22. Par un arrêt du 29 février 2012, la Cour de cassation rejeta le pourvoi du requérant.
EN DROIT
I. SUR LA VIOLATION ALLÉGUÉE DE L’ARTICLE 6 § 1 DE LA CONVENTION
23. Le requérant allègue que la durée de la procédure a méconnu le principe du « délai raisonnable » tel que prévu par l’article 6 § 1 de la Convention, ainsi libellé :
« Toute personne a droit à ce que sa cause soit entendue (...) dans un délai raisonnable, par un tribunal (...), qui décidera (...) du bien-fondé de toute accusation en matière pénale dirigée contre elle. »
24. Le Gouvernement s’oppose à cette thèse.
A. Sur la recevabilité
25. Constatant que la requête n’est pas manifestement mal fondée au sens de l’article 35 § 3 a) de la Convention et qu’elle ne se heurte par ailleurs à aucun autre motif d’irrecevabilité, la Cour la déclare recevable.
B. Sur le fond
1. Arguments des parties
26. Le requérant estime que la chronologie de la procédure pénale montre une activité soutenue pendant les deux premières années d’instruction en 1999 et 2000, puis une inactivité totale, ou au moins partielle de l’instruction sur les six années qui suivirent, de 2001 à 2006.
27. Le requérant conteste le fait qu’il s’agissait d’une affaire complexe, et remet en question la pertinence même de la procédure d’instruction, perçue comme un acharnement injustifié de la justice.
28. Selon le Gouvernement, les autorités judiciaires ont agi avec diligence.
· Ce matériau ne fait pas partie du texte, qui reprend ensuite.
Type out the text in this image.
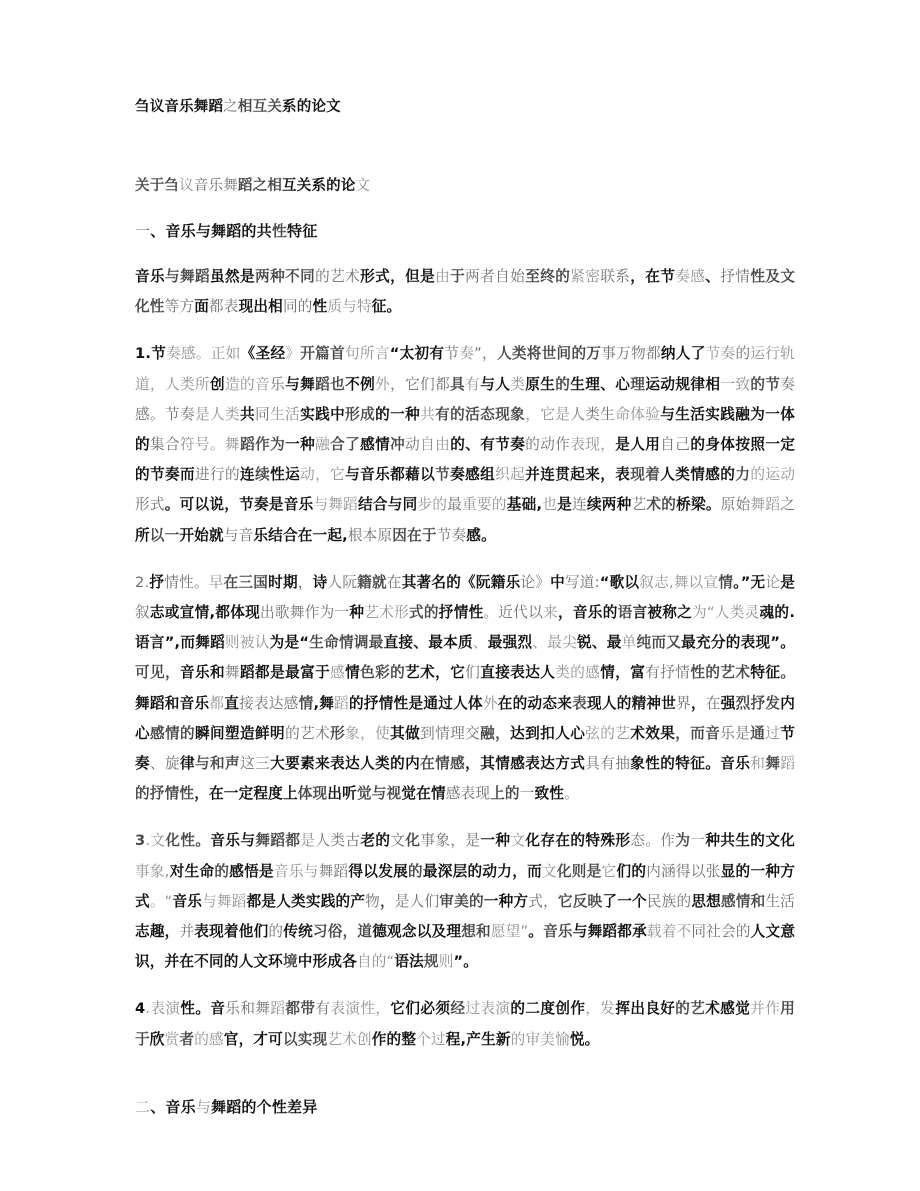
刍议音乐舞蹈之相互关系的论文
关于刍议音乐舞蹈之相互关系的论文
一、音乐与舞蹈的共性特征

音乐与舞蹈虽然是两种不同的艺术形式，但是由于两者自始至终的紧密联系，在节奏感、抒情性及文化性等方面都表现出相同的性质与特征。

1.节奏感。正如《圣经》开篇首句所言“太初有节奏”，人类将世间的万事万物都纳人了节奏的运行轨道，人类所创造的音乐与舞蹈也不例外，它们都具有与人类原生的生理、心理运动规律相一致的节奏感。节奏是人类共同生活实践中形成的一种共有的活态现象，它是人类生命体验与生活实践融为一体的集合符号。舞蹈作为一种融合了感情冲动自由的、有节奏的动作表现，是人用自己的身体按照一定的节奏而进行的连续性运动，它与音乐都藉以节奏感组织起并连贯起来，表现着人类情感的力的运动形式。可以说，节奏是音乐与舞蹈结合与同步的最重要的基础,也是连续两种艺术的桥梁。原始舞蹈之所以一开始就与音乐结合在一起,根本原因在于节奏感。

2.抒情性。早在三国时期，诗人阮籍就在其著名的《阮籍乐论》中写道:“歌以叙志,舞以宣情。”无论是叙志或宣情,都体现出歌舞作为一种艺术形式的抒情性。近代以来，音乐的语言被称之为“人类灵魂的.语言”,而舞蹈则被认为是“生命情调最直接、最本质、最强烈、最尖锐、最单纯而又最充分的表现”。可见，音乐和舞蹈都是最富于感情色彩的艺术，它们直接表达人类的感情，富有抒情性的艺术特征。舞蹈和音乐都直接表达感情,舞蹈的抒情性是通过人体外在的动态来表现人的精神世界，在强烈抒发内心感情的瞬间塑造鲜明的艺术形象，使其做到情理交融，达到扣人心弦的艺术效果，而音乐是通过节奏、旋律与和声这三大要素来表达人类的内在情感，其情感表达方式具有抽象性的特征。音乐和舞蹈的抒情性，在一定程度上体现出听觉与视觉在情感表现上的一致性。

3.文化性。音乐与舞蹈都是人类古老的文化事象，是一种文化存在的特殊形态。作为一种共生的文化事象,对生命的感悟是音乐与舞蹈得以发展的最深层的动力，而文化则是它们的内涵得以张显的一种方式。“音乐与舞蹈都是人类实践的产物，是人们审美的一种方式，它反映了一个民族的思想感情和生活志趣，并表现着他们的传统习俗，道德观念以及理想和愿望”。音乐与舞蹈都承载着不同社会的人文意识，并在不同的人文环境中形成各自的“语法规则”。

4.表演性。音乐和舞蹈都带有表演性，它们必须经过表演的二度创作，发挥出良好的艺术感觉并作用于欣赏者的感官，才可以实现艺术创作的整个过程,产生新的审美愉悦。

二、音乐与舞蹈的个性差异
Il estime que la complexité de l’affaire a nécessité de nombreuses investigations qui ont conduit à une procédure d’instruction certes longue mais dont la durée était parfaitement justifiée.
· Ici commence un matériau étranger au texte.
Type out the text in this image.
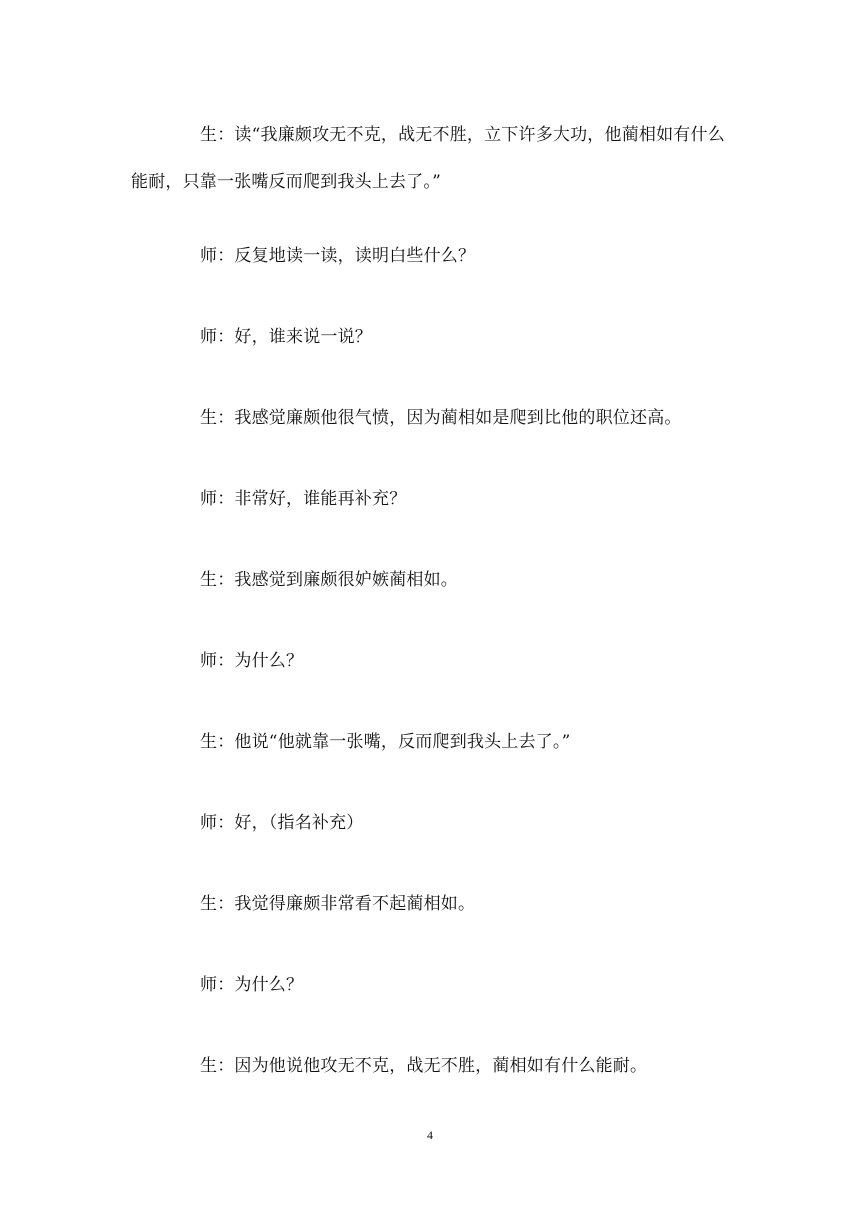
生：读“我廉颇攻无不克，战无不胜，立下许多大功，他蔺相如有什么
能耐，只靠一张嘴反而爬到我头上去了。”
师：反复地读一读，读明白些什么？
师：好，谁来说一说？
生：我感觉廉颇他很气愤，因为蔺相如是爬到比他的职位还高。
师：非常好，谁能再补充？
生：我感觉到廉颇很妒嫉蔺相如。
师：为什么？
生：他说“他就靠一张嘴，反而爬到我头上去了。”
师：好，（指名补充）
生：我觉得廉颇非常看不起蔺相如。
师：为什么？
生：因为他说他攻无不克，战无不胜，蔺相如有什么能耐。
4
2. Appréciation de la Cour
29. La Cour rappelle que le caractère raisonnable de la durée d’une procédure s’apprécie suivant les circonstances de la cause et eu égard aux critères consacrés par la jurisprudence de la Cour, en particulier la complexité de l’affaire, le comportement du requérant et celui des autorités compétentes (voir, parmi beaucoup d’autres, Pélissier et Sassi c. France [GC], no 25444/94, § 67, CEDH 1999-II)
30. La période à considérer a débuté le 22 juin 1999, date du placement en garde à vue du requérant et s’est achevée le 6 octobre 2006 par une ordonnance de non-lieu, soit sept ans et plus de trois mois pour un seul degré de juridiction.
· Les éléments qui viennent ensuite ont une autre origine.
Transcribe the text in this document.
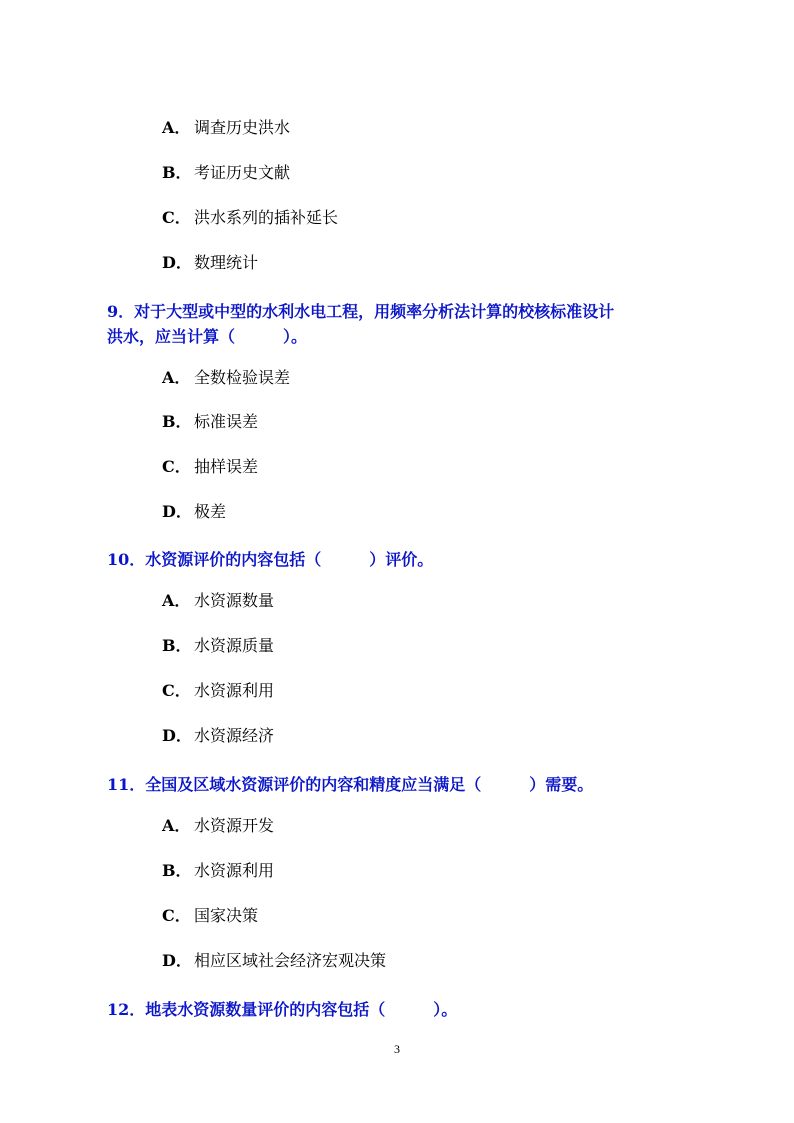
A． 调查历史洪水
B． 考证历史文献
C． 洪水系列的插补延长
D． 数理统计
9．对于大型或中型的水利水电工程，用频率分析法计算的校核标准设计
洪水，应当计算（　　　）。
A． 全数检验误差
B． 标准误差
C． 抽样误差
D． 极差
10．水资源评价的内容包括（　　　）评价。
A． 水资源数量
B． 水资源质量
C． 水资源利用
D． 水资源经济
11．全国及区域水资源评价的内容和精度应当满足（　　　）需要。
A． 水资源开发
B． 水资源利用
C． 国家决策
D． 相应区域社会经济宏观决策
12．地表水资源数量评价的内容包括（　　　）。
3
31. Bien que la Cour considère que la nature économique des infractions ne rend pas, en soi, une procédure particulièrement complexe (voir, Pélissier et Sassi, précité, § 71), elle partage néanmoins l’avis des juridictions internes et du Gouvernement quant aux difficultés que comportait la procédure pénale en l’espèce : complexité et multiplicité des infractions, spécificité de l’opération de réhabilitation en cause nécessitant l’audition des nombreux intervenants, multiplicité des marchés publics passés impliquant l’intervention de plusieurs entreprises et requérant l’analyse de leur comptabilité.
32. La Cour ne relève, en outre, aucun élément de nature à mettre en cause la responsabilité du requérant dans l’allongement de la procédure.
33. Concernant le comportement des autorités judiciaires, après une phase d’enquête active du 3 novembre 1998 au 12 décembre 2000, la Cour observe une période d’inactivité d’un peu plus d’un an et demi, entre le 12 décembre 2000, dernier acte d’instruction du premier juge d’instruction et le 27 juin 2002, premier acte d’instruction effectif du nouveau magistrat.
34. Outre cette période d’inactivité totale, la Cour relève une période d’activité particulièrement réduite, du 27 juin 2002, date du premier acte d’instruction effectué par le nouveau juge, au 12 février 2004, date de la reprise des auditions par ce magistrat. Durant cette période d’une année et plus de sept mois, les autorités judiciaires se sont contentées de répondre aux demandes du requérant tendant à la mainlevée de son contrôle judiciaire ou à la clôture de l’instruction. Les seuls actes d’instruction effectifs ont consisté en la demande des statuts d’une société et en la délivrance de deux commissions rogatoires pour faire rechercher cinq adresses postales. Elle estime que l’exécution d’actes aussi élémentaires ne saurait justifier un tel délai.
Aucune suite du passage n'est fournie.